The Workers' Party (WP) welcomed the new transport concession schemes announced by the Government on Thursday, but called for fare hikes to be delayed till all of these schemes are rolled out.
In a statement on Friday, the party said those with disabilities, senior citizens, low-wage workers, students and full-time national servicemen, who will benefit from a slew of concessions announced, would "finally enjoy some overdue relief for their travel needs, for which the public and the WP have lobbied for years".
But the party also voiced disappointment over the fare increases being rolled out three months before the implementation of concession schemes for low-wage workers and those with disabilities.
These schemes will kick in on July 6 because of the time needed to process applications. The fare hike and all other concessions will start on April 6.
"We call for the fare hike to be delayed until the new concession schemes are implemented," the statement, signed off by executive council member Dennis Tan, said.
The opposition party also raised concerns that general commuters may still have to face a "very large overall fare increase" in the next two years. It added that the fare increase comes amid frequent train breakdowns.

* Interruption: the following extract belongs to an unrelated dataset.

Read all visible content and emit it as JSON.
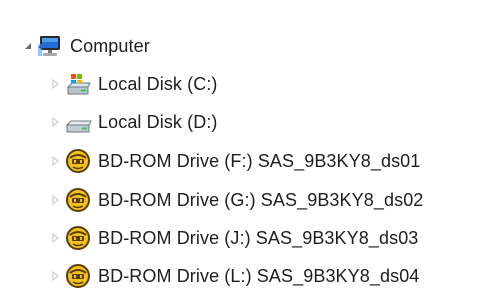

"With an initial increase of 3.2 per cent in 2014 and an increase of 3.4 per cent rolled over to the fare review exercise next year, this could mean a heftier increase in 2015," it said.
"The fare hike has also come despite train breakdowns having become a regular affair, further compounding the frustrations of commuters, who are frequently affected by such service quality and reliability lapses."
Public transport should be provided as a public good and not for profit, the WP said.
"Service quality, reliability and fare affordability should come before the need to ensure the profitability of public transport operators."
On Thursday, the Government announced that about a million commuters will pay less for travel, even as bus and train fares increase when the biggest price adjustment in 15 years kicks in.
It will fork out $50 million in tax revenue to help defray the cost for two groups: low-wage workers earning up to $1,900 a month, and people with permanent disabilities.